The first is recruitment. It is difficult to find social workers who have mental health accreditation and experience in either working with older adults or knowledge of the aged care system. Both are needed as are social workers with palliative care experience.
Secondly we need to stand out from the crowd as offering specialist skills.
Community aged care organisations provide untrained support workers and pastoral care positions to largely service the emotional distress needs of their clients. We need to be able to market ourselves as offering specialist skills. Credentialing gerontology and palliative care social work is much needed as is the opportunity to develop evidence based individual and group programs.
We also need the infrastructure as a profession to be able to network each other not only for recruitment purposes but to be able to strongly advocate for our clients. We are dealing with some of the most marginalised people in our society and need to be united in our quest for social justice in this sector.

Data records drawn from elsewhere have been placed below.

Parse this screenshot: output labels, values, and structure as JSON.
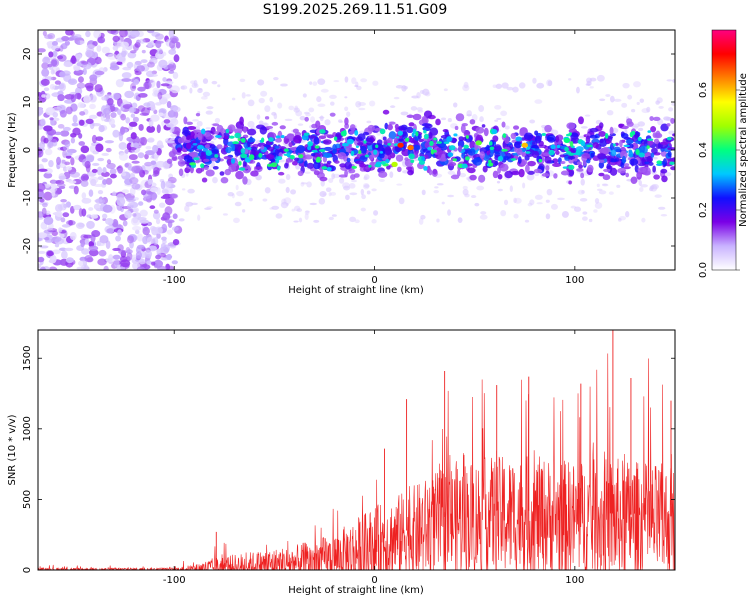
{
  "title": "S199.2025.269.11.51.G09",
  "chart_data": [
    {
      "type": "heatmap",
      "xlabel": "Height of straight line (km)",
      "ylabel": "Frequency (Hz)",
      "xlim": [
        -168,
        150
      ],
      "ylim": [
        -25,
        25
      ],
      "xticks": [
        -100,
        0,
        100
      ],
      "yticks": [
        -20,
        -10,
        0,
        10,
        20
      ],
      "colorbar": {
        "label": "Normalized spectral amplitude",
        "range": [
          0,
          0.8
        ],
        "ticks": [
          "0.0",
          "0.2",
          "0.4",
          "0.6"
        ],
        "tick_values": [
          0.0,
          0.2,
          0.4,
          0.6
        ],
        "colors": [
          "#ffffff",
          "#c9b3ff",
          "#7a00e6",
          "#1010ff",
          "#00c8ff",
          "#00ff80",
          "#a0ff00",
          "#ffff00",
          "#ff8000",
          "#ff0000",
          "#ff0080"
        ]
      },
      "description_regions": [
        {
          "x_range": [
            -168,
            -98
          ],
          "freq_range": [
            -25,
            25
          ],
          "amplitude": 0.08
        },
        {
          "x_range": [
            -98,
            150
          ],
          "freq_range": [
            -7,
            7
          ],
          "amplitude": 0.25
        }
      ],
      "peak_points": [
        {
          "x": 13,
          "freq": 1,
          "amplitude": 0.7
        },
        {
          "x": 18,
          "freq": 0.5,
          "amplitude": 0.65
        },
        {
          "x": 75,
          "freq": 1,
          "amplitude": 0.6
        },
        {
          "x": 10,
          "freq": -3,
          "amplitude": 0.5
        },
        {
          "x": 52,
          "freq": 1.5,
          "amplitude": 0.45
        },
        {
          "x": 96,
          "freq": 2,
          "amplitude": 0.4
        }
      ]
    },
    {
      "type": "line",
      "xlabel": "Height of straight line (km)",
      "ylabel": "SNR (10 * v/v)",
      "xlim": [
        -168,
        150
      ],
      "ylim": [
        0,
        1700
      ],
      "xticks": [
        -100,
        0,
        100
      ],
      "yticks": [
        0,
        500,
        1000,
        1500
      ],
      "color": "#ee2222",
      "envelope": {
        "x": [
          -168,
          -100,
          -90,
          -80,
          -60,
          -40,
          -20,
          -10,
          0,
          10,
          20,
          30,
          40,
          60,
          80,
          100,
          120,
          140,
          150
        ],
        "base": [
          5,
          5,
          10,
          25,
          40,
          60,
          100,
          150,
          200,
          250,
          300,
          350,
          400,
          420,
          420,
          400,
          400,
          380,
          380
        ],
        "spread": [
          15,
          15,
          40,
          90,
          130,
          160,
          220,
          300,
          350,
          380,
          420,
          470,
          520,
          540,
          540,
          520,
          560,
          520,
          520
        ]
      },
      "spikes": [
        {
          "x": -79,
          "y": 270
        },
        {
          "x": 5,
          "y": 860
        },
        {
          "x": 16,
          "y": 1210
        },
        {
          "x": 35,
          "y": 1410
        },
        {
          "x": 61,
          "y": 1310
        },
        {
          "x": 77,
          "y": 1370
        },
        {
          "x": 103,
          "y": 1320
        },
        {
          "x": 119,
          "y": 1700
        },
        {
          "x": 128,
          "y": 1360
        },
        {
          "x": 148,
          "y": 1200
        }
      ]
    }
  ]
}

I can truly say that I have never felt more of an advocate for my clients or for my profession since moving into the private sector. I strongly encourage others to get involved. Yes it is challenging but extremely rewarding and there is more than enough work for all of us now and in the future.
Lynne Harrold BSW/MSW had over two decades of working in community mental health before moving into fulltime private practice in 2006.She has subsequently worked predominantly in the private Aged Care sector. She is the convenor of the NSW self-employed practice group as well as an executive member of MHSWiPP.
It was a pleasure to host this article on my blog. It was originally slated to appear in the AASW magazine- In Focus- but was pulled as it was deemed to give unfair publicity to Lynne during the AASW election period!